CBI: Apprentice levy needs a ‘radical rethink’

CBI DG Carolyn Fairbairn has told an audience of business leaders in London today that the government’s plans for the Apprentice Levy are flawed, and require a radical rethink.

According to Fairhead, “firms are passionate about apprenticeships, and it’s this passion which drives deep frustration over the levy plans as they currently stand.”

The CBI’s main objection to the planned levy, which comes into effect in April of 2017 is that the current plans fail to take into account the needs of business, and rather than creating a “’once-in-a-generation revolution’ in skills, but it is currently only likely to deliver another “once-in-an-administration shake-up.”

“Currently, the levy misunderstands training only as apprenticeships and the current design encourages firms to re-badge their existing programmes,” Fairbairn said.

“Companies are having to change the ‘spec’ of graduate or management training schemes – programmes that are working perfectly well – just to fit apprenticeship standards.

“When it comes to training – business knows best.  They should have the flexibility to choose the kind of training which is right for them, whether it’s labelled an ‘apprenticeship’ or not.

The CBI identified three key factors that will improve the chances of the Levy delivering real benefits:

  • A stronger role for the new Institute for Apprenticeships – include measuring and managing the system around the levy;
  • More flexibility in how firms can spend the levy – including on existing training and high-quality support for apprentices;
  • The digital system which manages levy spend must be ready and able to support the delivery of apprenticeship training which businesses need, in full and from the start.
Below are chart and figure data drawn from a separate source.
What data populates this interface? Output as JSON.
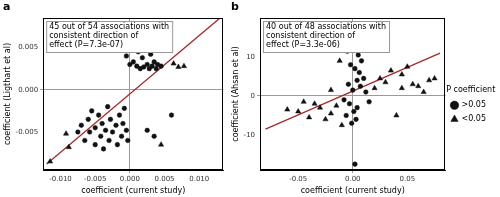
{
  "chart_data": [
    {
      "type": "scatter",
      "panel_label": "a",
      "annotation": [
        "45 out of 54 associations with",
        "consistent direction of",
        "effect (P=7.3e-07)"
      ],
      "xlabel": "coefficient (current study)",
      "ylabel": "coefficient (Ligthart et al)",
      "xlim": [
        -0.0125,
        0.0135
      ],
      "xticks": [
        {
          "value": -0.01,
          "label": "-0.010"
        },
        {
          "value": -0.005,
          "label": "-0.005"
        },
        {
          "value": 0,
          "label": "0.000"
        },
        {
          "value": 0.005,
          "label": "0.005"
        },
        {
          "value": 0.01,
          "label": "0.010"
        }
      ],
      "ylim": [
        -0.0095,
        0.0085
      ],
      "yticks": [
        {
          "value": -0.005,
          "label": "-0.005"
        },
        {
          "value": 0,
          "label": "0.000"
        },
        {
          "value": 0.005,
          "label": "0.005"
        }
      ],
      "grid": false,
      "fit_line": {
        "x": [
          -0.012,
          0.013
        ],
        "y": [
          -0.0088,
          0.0085
        ],
        "color": "#a52a2a"
      },
      "series": [
        {
          "name": ">0.05",
          "marker": "circle",
          "color": "#111111",
          "x": [
            0.0005,
            0.001,
            0.0012,
            0.0015,
            0.0018,
            0.002,
            0.0022,
            0.0025,
            0.0028,
            0.003,
            0.0032,
            0.0035,
            0.0038,
            0.004,
            0.0045,
            0.0005,
            0.0015,
            0.0,
            -0.0005,
            -0.0075,
            -0.007,
            -0.0065,
            -0.006,
            -0.0058,
            -0.0055,
            -0.005,
            -0.005,
            -0.0045,
            -0.0042,
            -0.004,
            -0.0038,
            -0.0035,
            -0.0032,
            -0.003,
            -0.0028,
            -0.0025,
            -0.002,
            -0.0018,
            -0.0015,
            -0.0012,
            -0.001,
            -0.0008,
            -0.0005,
            -0.0003,
            0.0025,
            0.0035,
            0.006
          ],
          "y": [
            0.0033,
            0.0028,
            0.0045,
            0.0025,
            0.0038,
            0.0027,
            0.005,
            0.003,
            0.0025,
            0.0042,
            0.0028,
            0.0033,
            0.0025,
            0.003,
            0.0028,
            0.0055,
            0.006,
            0.003,
            0.004,
            -0.005,
            -0.0042,
            -0.006,
            -0.0035,
            -0.005,
            -0.0025,
            -0.0045,
            -0.0065,
            -0.003,
            -0.0055,
            -0.004,
            -0.007,
            -0.0048,
            -0.002,
            -0.006,
            -0.0035,
            -0.005,
            -0.0042,
            -0.0065,
            -0.003,
            -0.0055,
            -0.004,
            -0.0022,
            -0.0048,
            -0.006,
            -0.0048,
            -0.0055,
            -0.003
          ]
        },
        {
          "name": "<0.05",
          "marker": "triangle",
          "color": "#111111",
          "x": [
            0.007,
            0.0078,
            0.0063,
            -0.0115,
            -0.0092,
            -0.0088,
            0.0045
          ],
          "y": [
            0.0027,
            0.0028,
            0.0031,
            -0.0085,
            -0.0052,
            -0.0068,
            -0.0065
          ]
        }
      ]
    },
    {
      "type": "scatter",
      "panel_label": "b",
      "annotation": [
        "40 out of 48 associations with",
        "consistent direction of",
        "effect (P=3.3e-06)"
      ],
      "xlabel": "coefficient (current study)",
      "ylabel": "coefficient (Ahsan et al)",
      "xlim": [
        -0.085,
        0.085
      ],
      "xticks": [
        {
          "value": -0.05,
          "label": "-0.05"
        },
        {
          "value": 0,
          "label": "0.00"
        },
        {
          "value": 0.05,
          "label": "0.05"
        }
      ],
      "ylim": [
        -19,
        20
      ],
      "yticks": [
        -10,
        0,
        10
      ],
      "grid": false,
      "legend": "right",
      "legend_title": "P coefficient",
      "fit_line": {
        "x": [
          -0.08,
          0.08
        ],
        "y": [
          -8.5,
          11
        ],
        "color": "#a52a2a"
      },
      "series": [
        {
          "name": ">0.05",
          "marker": "circle",
          "color": "#111111",
          "x": [
            -0.005,
            0.0,
            0.003,
            0.005,
            0.008,
            -0.002,
            0.002,
            0.006,
            0.01,
            0.004,
            -0.004,
            0.0,
            0.007,
            0.012,
            -0.008,
            -0.003,
            0.004,
            0.001,
            -0.006,
            0.003,
            -0.001,
            0.002,
            0.015
          ],
          "y": [
            11.5,
            13.0,
            12.0,
            10.5,
            9.0,
            8.0,
            7.0,
            6.0,
            4.5,
            4.0,
            3.0,
            1.5,
            2.5,
            1.0,
            -1.0,
            -2.0,
            -3.0,
            -4.0,
            -5.0,
            -6.0,
            -7.0,
            -17.5,
            -1.5
          ]
        },
        {
          "name": "<0.05",
          "marker": "triangle",
          "color": "#111111",
          "x": [
            0.025,
            0.03,
            0.045,
            0.05,
            0.055,
            0.06,
            0.07,
            0.075,
            0.035,
            0.02,
            0.04,
            0.045,
            -0.05,
            -0.04,
            -0.03,
            -0.025,
            -0.02,
            -0.015,
            -0.035,
            -0.06,
            -0.01,
            -0.045,
            -0.012,
            0.065,
            -0.02
          ],
          "y": [
            4.5,
            3.5,
            5.5,
            7.5,
            3.0,
            2.5,
            4.0,
            4.5,
            6.5,
            2.0,
            -5.0,
            2.0,
            -4.0,
            -5.5,
            -3.0,
            -6.0,
            -4.5,
            -2.5,
            -2.0,
            -3.5,
            -7.5,
            -1.5,
            9.0,
            1.0,
            1.5
          ]
        }
      ]
    }
  ]
}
Commenting on the timing of the levy’s introduction, Fairhead said, “We’re less than 12 months from the levy’s planned start date in April 2017 – and for business, that’s the equivalent of tomorrow. The pressure of the Government’s deadline means that firms lack crucial information about the levy and a realistic lead-in time to prepare for it.

“Today, firms are having to treat the levy as a tax, because the headline cost is all they’re certain of.  Businesses of all sectors and sizes are still in the dark – cutting-corners isn’t in anyone’s interest.

“Government needs to work with business to resolve these issues before the levy launches. This means taking the time to get this right to design a flexible, business-led system – through the Institute – that encourages employers to spend on quality training opportunities.”